One of the more unique aspects of the Netherlands is that the country consists in large part of polders, or land reclaimed from the sea. These areas require constant pumping and careful and continuous maintenance of the dykes. (Dutch water engineers are the best on the planet–and with climate change, increasingly in demand.) Ever since the Middle Ages, when this process of land reclamation began, people living in the same polder, including those from different societies or backgrounds, have been forced to cooperate because without unanimous agreement on shared responsibility for maintenance of the dykes and pumping stations, the polders would flood.
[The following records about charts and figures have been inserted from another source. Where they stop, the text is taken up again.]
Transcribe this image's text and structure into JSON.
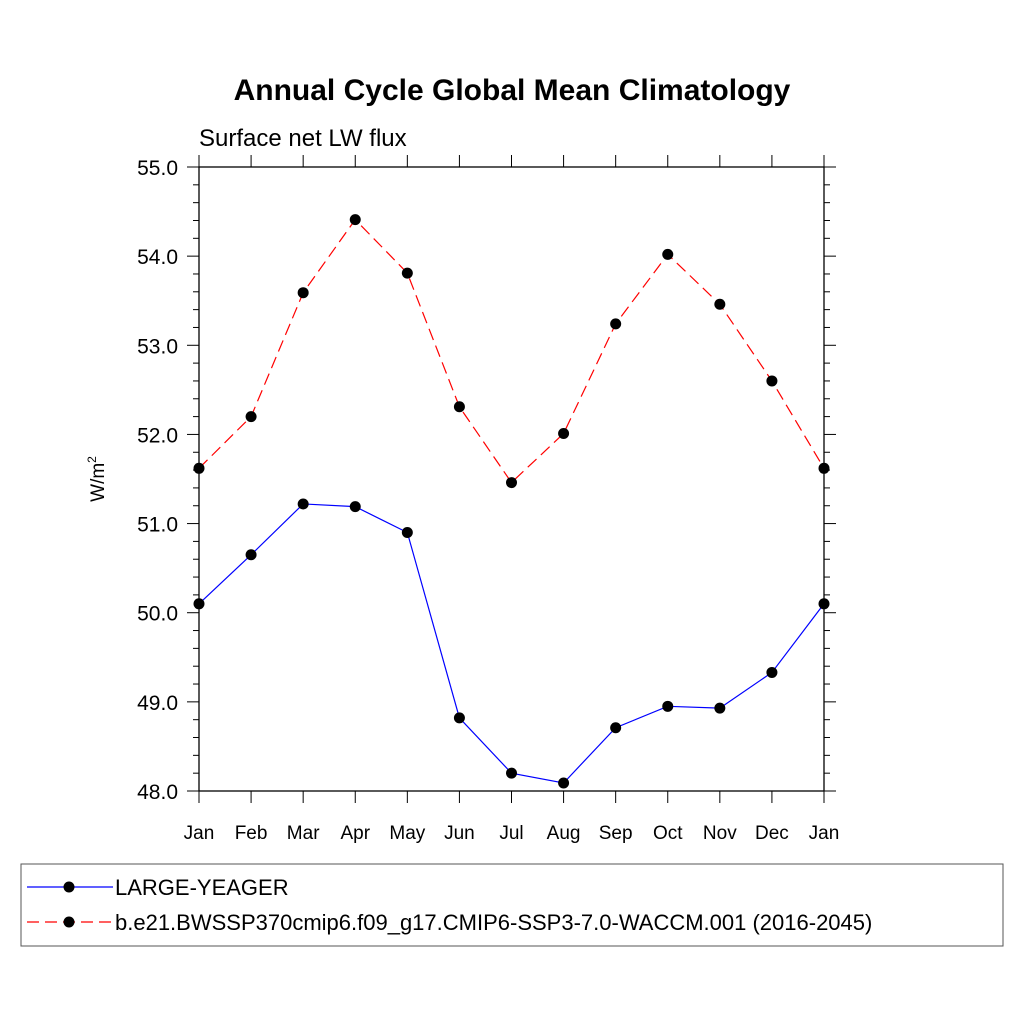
{
  "chart_data": {
    "type": "line",
    "title": "Annual Cycle Global Mean Climatology",
    "subtitle": "Surface net LW flux",
    "ylabel": "W/m",
    "ylabel_superscript": "2",
    "xlabel": "",
    "categories": [
      "Jan",
      "Feb",
      "Mar",
      "Apr",
      "May",
      "Jun",
      "Jul",
      "Aug",
      "Sep",
      "Oct",
      "Nov",
      "Dec",
      "Jan"
    ],
    "ylim": [
      48.0,
      55.0
    ],
    "yticks": [
      "48.0",
      "49.0",
      "50.0",
      "51.0",
      "52.0",
      "53.0",
      "54.0",
      "55.0"
    ],
    "grid": false,
    "legend_position": "bottom",
    "series": [
      {
        "name": "LARGE-YEAGER",
        "color": "#0000ff",
        "line_style": "solid",
        "values": [
          50.1,
          50.65,
          51.22,
          51.19,
          50.9,
          48.82,
          48.2,
          48.09,
          48.71,
          48.95,
          48.93,
          49.33,
          50.1
        ]
      },
      {
        "name": "b.e21.BWSSP370cmip6.f09_g17.CMIP6-SSP3-7.0-WACCM.001 (2016-2045)",
        "color": "#ff0000",
        "line_style": "dashed",
        "values": [
          51.62,
          52.2,
          53.59,
          54.41,
          53.81,
          52.31,
          51.46,
          52.01,
          53.24,
          54.02,
          53.46,
          52.6,
          51.62
        ]
      }
    ]
  }
}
According to historians, even when different cities in the same polder were at war, they still  cooperated to prevent the polder from flooding. This long history has deeply influenced the country’s political culture; it has taught the Dutch to set aside differences for a greater purpose, and to work across differences for the common good.

The Netherlands has benefited enormously from this aspect of the country’s political culture. But working across differences to achieve consensus is necessarily a slower process than a decree from an official-in-charge, or an autocrat. My son’s theory is that it has slowed the Dutch response to the pandemic.

Obviously, this theory is conjecture, although there is data to support it and it certainly seems reasonable. Moreover, it serves as yet another example of the multitude of ways in which political cultures evolve and influence governance and elections.

How much of the current dysfunction of the United States is an outgrowth of our own, very different, history? What percentage of current racial attitudes and animosities is attributable to our slaveholding past? How much rabid individualism can be traced to the sheer size of the country, where for generations, people who didn’t “fit in” could go West, acquire land and ignore the constraints and conventions of more settled regions? What about the often-mystifying differences between Canadian and U.S. cultures that share so much? Do they stem–at least in part– from the need of Canadians to band together to help their neighbors in a much colder environment?

Given the reality of global interdependence, the most pressing question is: what can we learn–or, ideally, import– from the polder model?